I had a couple of hours to kill before a meeting yesterday afternoon so I made a 20-mile detour and dropped in on a huge Chevy/Cadillac dealership in Gilroy to have a look at the 2016 Volt as I'm really curious about their regen paddle which some of the commentary says is what's implemented on the Bolt.
Left my partially-disabled friend in the car but then cooled my heels for a few minutes while being totally ignored - I either don't fit their typical customer profile or else they saw me drive up in the i-MiEV.
Anyway, when I finally connected with someone they said they didn't have one and that Volts sell out immediately after they get them and the next one was coming in three weeks and was already spoken for but I could see it then. I didn't bother engaging them in conversation about either the SparkEV or Bolt, nor to charge my car (the person graciously said I was welcome to do that), as I felt like a fish out of water in this showroom.

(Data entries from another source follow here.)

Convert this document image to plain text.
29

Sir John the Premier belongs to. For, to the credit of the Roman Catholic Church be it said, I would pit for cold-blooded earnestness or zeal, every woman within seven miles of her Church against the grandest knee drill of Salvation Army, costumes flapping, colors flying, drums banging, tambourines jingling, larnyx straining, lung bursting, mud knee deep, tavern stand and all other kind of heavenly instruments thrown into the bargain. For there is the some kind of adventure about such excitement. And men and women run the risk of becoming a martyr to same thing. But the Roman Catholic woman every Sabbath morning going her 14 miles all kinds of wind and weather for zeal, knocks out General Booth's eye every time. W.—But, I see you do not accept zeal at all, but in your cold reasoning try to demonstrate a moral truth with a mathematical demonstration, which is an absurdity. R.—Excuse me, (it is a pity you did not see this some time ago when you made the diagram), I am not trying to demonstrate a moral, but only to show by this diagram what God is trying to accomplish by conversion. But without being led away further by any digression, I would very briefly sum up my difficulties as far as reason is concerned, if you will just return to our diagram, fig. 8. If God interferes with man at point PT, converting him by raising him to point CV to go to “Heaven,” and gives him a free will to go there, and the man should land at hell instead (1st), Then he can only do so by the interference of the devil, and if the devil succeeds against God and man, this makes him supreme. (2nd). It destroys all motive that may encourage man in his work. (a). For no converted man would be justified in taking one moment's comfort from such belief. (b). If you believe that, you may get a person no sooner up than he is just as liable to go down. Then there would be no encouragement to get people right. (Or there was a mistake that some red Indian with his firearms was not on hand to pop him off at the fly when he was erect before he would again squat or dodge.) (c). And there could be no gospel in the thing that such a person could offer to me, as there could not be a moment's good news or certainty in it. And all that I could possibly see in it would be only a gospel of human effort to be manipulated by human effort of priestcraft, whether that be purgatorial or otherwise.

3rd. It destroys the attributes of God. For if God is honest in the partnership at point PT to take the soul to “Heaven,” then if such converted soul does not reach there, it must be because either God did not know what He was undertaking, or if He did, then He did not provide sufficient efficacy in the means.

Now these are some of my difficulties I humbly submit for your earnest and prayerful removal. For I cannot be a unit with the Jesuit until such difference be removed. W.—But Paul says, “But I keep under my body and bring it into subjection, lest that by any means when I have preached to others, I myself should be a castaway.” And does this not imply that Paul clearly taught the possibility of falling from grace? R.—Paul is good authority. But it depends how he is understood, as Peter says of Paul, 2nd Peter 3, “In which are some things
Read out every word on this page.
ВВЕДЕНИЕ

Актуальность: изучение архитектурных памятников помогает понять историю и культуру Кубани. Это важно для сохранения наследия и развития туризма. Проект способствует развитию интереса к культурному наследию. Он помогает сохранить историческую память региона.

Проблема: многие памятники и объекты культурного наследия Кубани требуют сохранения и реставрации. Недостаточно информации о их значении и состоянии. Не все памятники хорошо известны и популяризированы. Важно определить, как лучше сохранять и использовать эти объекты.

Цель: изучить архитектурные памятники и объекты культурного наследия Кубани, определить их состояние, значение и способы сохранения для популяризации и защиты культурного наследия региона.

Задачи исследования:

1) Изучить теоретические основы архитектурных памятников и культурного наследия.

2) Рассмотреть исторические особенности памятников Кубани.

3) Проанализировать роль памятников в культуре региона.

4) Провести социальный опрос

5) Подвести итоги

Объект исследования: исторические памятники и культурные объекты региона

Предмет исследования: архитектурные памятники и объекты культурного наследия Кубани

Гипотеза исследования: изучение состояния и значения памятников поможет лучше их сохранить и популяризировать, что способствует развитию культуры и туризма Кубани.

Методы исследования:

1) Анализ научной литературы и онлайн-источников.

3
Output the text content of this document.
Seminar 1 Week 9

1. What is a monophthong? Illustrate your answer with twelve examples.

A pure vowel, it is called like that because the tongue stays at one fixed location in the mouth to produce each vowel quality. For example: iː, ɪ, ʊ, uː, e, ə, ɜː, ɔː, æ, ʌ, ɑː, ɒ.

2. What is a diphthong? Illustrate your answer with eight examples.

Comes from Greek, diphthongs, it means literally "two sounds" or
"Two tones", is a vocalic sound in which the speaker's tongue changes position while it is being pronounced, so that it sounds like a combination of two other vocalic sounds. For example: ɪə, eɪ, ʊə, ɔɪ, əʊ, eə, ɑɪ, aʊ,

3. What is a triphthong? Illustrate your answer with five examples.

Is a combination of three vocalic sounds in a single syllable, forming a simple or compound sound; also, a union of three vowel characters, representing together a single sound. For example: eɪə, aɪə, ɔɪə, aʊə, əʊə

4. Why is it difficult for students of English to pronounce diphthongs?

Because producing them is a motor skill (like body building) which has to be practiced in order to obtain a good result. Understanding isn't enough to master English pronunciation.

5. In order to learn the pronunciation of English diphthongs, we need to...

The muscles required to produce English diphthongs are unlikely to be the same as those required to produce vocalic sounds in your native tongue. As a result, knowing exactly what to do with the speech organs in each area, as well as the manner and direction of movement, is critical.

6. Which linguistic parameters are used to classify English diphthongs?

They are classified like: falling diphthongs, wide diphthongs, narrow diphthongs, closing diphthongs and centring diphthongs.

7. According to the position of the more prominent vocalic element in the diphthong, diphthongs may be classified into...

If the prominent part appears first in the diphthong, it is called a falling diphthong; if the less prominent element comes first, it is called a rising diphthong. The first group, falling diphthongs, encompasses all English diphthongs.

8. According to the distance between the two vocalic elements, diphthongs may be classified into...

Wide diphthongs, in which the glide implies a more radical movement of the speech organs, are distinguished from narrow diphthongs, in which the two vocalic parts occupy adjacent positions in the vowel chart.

Although I could have used the DCQC near the dealership, I had no trouble making it to my meeting with two bars flashing at my final destination (having driven almost 60 miles) - avoiding the freeway for the last seven miles from the dealership to the meeting, with my passenger nervously sweating as I gleefully pointed out the almost-empty fuel gauge. It was going to be a long meeting and I had access to a dryer outlet there so it was a matter of emphasizing to him exactly why I wasn't at all worried as I had the RR consistently greater than the GPS distance-to-meeting location and we were on very level ground with no wind and didn't need the heater. After the meeting and dinner and almost-full (CaniOn said 95% SOC) recharge, I impressed the group by pre-heating the i-MiEV before taking off for home into that cold evening.
Which brings me back to the Bolt: the 200-mile range threshold was probably correctly identified by marketeers as necessary to overcome innumerate (love that word!) consumer resistance based on perception rather than reality. I really hope they're successful!